Bempedoic acid 180mg once a day is a relatively new option – approved for both primary and secondary prevention. It works on the same pathway as statins but does not go into the muscles and as a result, it does not have the muscle side-effects of statins but does increase uric acid levels and therefore may increase the risk of gout. NICE recommends use in combination with ezetimibe in statin intolerant patients. The first outcome trial for bempedoic acid was recently published, providing data to support its use in statin-intolerant patients to reduce CVD events.
Icosapent ethyl, a highly purified form of fish oil, may be added to statin therapy (two capsules twice a day) in selected people where triglycerides are also raised.
Injectable treatment options
Some people may also be prescribed an injectable form of treatment. Inclisiran has been introduced recently for secondary prevention and is administered in a GP surgery (or hospital clinic).

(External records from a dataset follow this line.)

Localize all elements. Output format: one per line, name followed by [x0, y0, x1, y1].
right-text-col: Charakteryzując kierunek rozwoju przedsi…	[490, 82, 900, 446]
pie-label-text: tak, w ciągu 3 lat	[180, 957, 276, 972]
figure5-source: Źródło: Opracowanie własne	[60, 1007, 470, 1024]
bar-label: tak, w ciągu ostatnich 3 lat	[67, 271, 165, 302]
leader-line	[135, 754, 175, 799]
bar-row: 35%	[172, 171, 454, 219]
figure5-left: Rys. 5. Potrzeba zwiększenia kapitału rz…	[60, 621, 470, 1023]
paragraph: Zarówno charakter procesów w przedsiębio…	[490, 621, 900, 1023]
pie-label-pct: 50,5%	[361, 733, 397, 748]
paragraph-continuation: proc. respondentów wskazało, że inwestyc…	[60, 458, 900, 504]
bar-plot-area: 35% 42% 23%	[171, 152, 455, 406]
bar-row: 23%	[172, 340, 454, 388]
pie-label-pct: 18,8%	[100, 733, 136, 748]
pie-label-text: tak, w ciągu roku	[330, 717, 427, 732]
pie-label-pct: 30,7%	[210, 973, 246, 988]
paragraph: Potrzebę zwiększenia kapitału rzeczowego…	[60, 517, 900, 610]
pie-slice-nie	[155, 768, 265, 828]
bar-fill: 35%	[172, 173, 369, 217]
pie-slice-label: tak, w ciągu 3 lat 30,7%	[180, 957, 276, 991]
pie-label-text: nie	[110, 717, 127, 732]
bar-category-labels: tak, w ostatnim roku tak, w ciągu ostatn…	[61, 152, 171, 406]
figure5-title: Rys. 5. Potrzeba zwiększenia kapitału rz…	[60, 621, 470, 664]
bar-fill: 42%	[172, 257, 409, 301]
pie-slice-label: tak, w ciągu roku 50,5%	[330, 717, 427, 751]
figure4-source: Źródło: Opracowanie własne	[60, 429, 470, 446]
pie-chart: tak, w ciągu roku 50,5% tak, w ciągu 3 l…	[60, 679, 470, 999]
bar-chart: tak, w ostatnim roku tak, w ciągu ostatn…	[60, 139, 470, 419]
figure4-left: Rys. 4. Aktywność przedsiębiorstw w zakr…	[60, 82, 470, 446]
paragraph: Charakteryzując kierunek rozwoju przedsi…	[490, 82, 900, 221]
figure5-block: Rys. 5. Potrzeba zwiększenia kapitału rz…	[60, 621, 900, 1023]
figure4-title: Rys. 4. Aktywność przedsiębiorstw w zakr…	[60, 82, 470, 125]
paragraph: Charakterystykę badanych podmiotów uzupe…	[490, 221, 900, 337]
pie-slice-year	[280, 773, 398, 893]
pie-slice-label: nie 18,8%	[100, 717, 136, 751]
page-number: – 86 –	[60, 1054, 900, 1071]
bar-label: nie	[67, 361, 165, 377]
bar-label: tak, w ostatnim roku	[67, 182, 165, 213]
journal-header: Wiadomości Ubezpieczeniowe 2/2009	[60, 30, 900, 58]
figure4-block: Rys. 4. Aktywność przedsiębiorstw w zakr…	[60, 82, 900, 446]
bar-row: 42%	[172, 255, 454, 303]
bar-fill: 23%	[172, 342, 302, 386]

It is possible that a community pharmacy will receive a prescription for the supply of inclisiran for the patient to take to their healthcare provider for administration. Clinical trials are ongoing to better understand its place in treatment pathways.
Specialists may also prescribe a PCSK9 inhibitor (alirocumab or evolocumab), which the patient self-injects. Currently their prescribing and supply remains with secondary care services.
Practice pointer
A patient asks you if she could get the same effect from changing her diet as from taking her medication. How would you respond?